THE APPLICATION of tissue culture techniques and biotechnology in cultivating sugarcane is being mooted. While tissue culture techniques make the crop resistant to attacks of insects like shoot-borers, stem-borers, bacteria and virus, biotechnology ensures growth acceleration of the output. Advocating the use of modern technologies in sugarcane harvest, joint secretary (Sugar) Dr Joy I Cheenath said India was second only to Brazil as a sugar producer .

india Updated: Oct 28, 2006 00:09 IST

THE APPLICATION of tissue culture techniques and biotechnology in cultivating sugarcane is being mooted. While tissue culture techniques make the crop resistant to attacks of insects like shoot-borers, stem-borers, bacteria and virus, biotechnology ensures growth acceleration of the output.

Advocating the use of modern technologies in sugarcane harvest, joint secretary (Sugar) Dr Joy I Cheenath said India was second only to Brazil as a sugar producer but far behind the Latin American nation as an exporter. He said as the quality of Indian sugar did not match global standards it did not have a worldwide market.

In his presidential address at the 46th convocation of the National Sugar institute (NSI) here today, he said exports were affected as Indian sugar had high percentage of sulphur and was not white enough by global standards.

Dr Cheenath said it was the duty of technologists to reduce sulphur content in sugar and make it whiter to suit the export market.

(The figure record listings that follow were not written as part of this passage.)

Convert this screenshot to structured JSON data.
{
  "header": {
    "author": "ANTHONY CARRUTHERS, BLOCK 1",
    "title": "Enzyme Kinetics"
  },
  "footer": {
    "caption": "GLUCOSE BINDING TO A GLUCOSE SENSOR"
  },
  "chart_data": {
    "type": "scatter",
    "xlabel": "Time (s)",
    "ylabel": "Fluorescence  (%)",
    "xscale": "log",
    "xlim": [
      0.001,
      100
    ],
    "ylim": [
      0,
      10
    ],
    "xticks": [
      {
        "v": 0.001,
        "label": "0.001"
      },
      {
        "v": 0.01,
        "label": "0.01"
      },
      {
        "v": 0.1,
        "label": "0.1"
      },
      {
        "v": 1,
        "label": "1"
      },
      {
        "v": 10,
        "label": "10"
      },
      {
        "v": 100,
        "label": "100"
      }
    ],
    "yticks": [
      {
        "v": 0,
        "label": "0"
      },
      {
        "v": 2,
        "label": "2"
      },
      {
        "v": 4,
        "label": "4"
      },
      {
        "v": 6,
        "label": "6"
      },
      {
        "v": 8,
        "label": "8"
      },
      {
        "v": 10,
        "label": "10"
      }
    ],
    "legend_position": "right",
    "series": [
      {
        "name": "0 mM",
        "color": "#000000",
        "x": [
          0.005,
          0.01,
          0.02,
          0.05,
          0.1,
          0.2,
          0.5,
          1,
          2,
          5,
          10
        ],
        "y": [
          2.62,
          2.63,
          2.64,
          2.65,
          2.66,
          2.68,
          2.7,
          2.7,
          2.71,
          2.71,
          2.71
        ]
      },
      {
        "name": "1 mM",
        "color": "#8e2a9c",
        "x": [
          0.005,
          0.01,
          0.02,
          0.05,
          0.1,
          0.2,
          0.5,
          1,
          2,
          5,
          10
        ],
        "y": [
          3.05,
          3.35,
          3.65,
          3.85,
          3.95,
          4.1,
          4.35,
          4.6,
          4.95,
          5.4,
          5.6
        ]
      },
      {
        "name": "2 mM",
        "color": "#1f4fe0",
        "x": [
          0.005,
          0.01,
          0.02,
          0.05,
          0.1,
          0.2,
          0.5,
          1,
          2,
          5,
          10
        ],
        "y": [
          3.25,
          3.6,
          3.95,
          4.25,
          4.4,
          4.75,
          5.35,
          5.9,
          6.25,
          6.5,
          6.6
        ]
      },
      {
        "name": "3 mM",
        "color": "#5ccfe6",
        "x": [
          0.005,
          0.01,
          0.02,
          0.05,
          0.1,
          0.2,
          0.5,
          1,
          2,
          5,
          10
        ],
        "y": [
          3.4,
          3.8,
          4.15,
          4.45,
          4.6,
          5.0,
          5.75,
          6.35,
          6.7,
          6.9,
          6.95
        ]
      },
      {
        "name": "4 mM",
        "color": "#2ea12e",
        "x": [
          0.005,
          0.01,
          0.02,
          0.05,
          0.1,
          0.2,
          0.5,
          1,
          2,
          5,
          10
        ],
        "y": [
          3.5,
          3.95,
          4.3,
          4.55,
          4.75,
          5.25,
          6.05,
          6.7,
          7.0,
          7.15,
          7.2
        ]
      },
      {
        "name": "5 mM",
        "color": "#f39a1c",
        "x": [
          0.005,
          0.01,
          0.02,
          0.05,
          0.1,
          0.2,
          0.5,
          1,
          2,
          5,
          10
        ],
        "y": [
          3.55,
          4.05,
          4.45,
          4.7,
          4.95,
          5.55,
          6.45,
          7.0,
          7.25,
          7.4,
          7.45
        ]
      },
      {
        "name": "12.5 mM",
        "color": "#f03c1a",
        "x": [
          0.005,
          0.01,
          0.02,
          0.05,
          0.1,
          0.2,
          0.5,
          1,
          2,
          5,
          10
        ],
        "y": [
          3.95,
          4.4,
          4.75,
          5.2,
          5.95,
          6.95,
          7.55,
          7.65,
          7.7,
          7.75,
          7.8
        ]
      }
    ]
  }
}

He further said sugar industries should ensure profitable utilization of by-products like bagasse, molasses and press-mud as these products could fetch handsome revenue for the industry.

He advised that while stressing on raised production of sugar and its bio-products, due attention should be paid towards pollution control.

Water pollution was a major problem for the industry and steps should be taken to control it through biological control methods to make it reusable.

Referring to the research being done at the NSI to treat distillery spent-wash through bio-methanation and bio-compost would prove to be a major breakthrough. He suggested that technologists should now think of reverse osmosis, spent-wash concentration and incineration as future technologies to achieve zero discharge of effluent outside factory premises.

Earlier, NSI director Dr SK Gupta pressed for bring it within the ambit of national institutes of higher technical education and learning like IITs, central universities and select AICTE approved institutions so that it could also strengthen its infrastructure and faculty network.

He said the institute had got several patents based on researches on co-products of sugar industry.

Referring to ongoing research projects, Dr Gupta said scientists were working on projects to ensure white sugar with reduced percentage of sulphur, secondary and tertiary treatment of distillery effluent and on several other areas.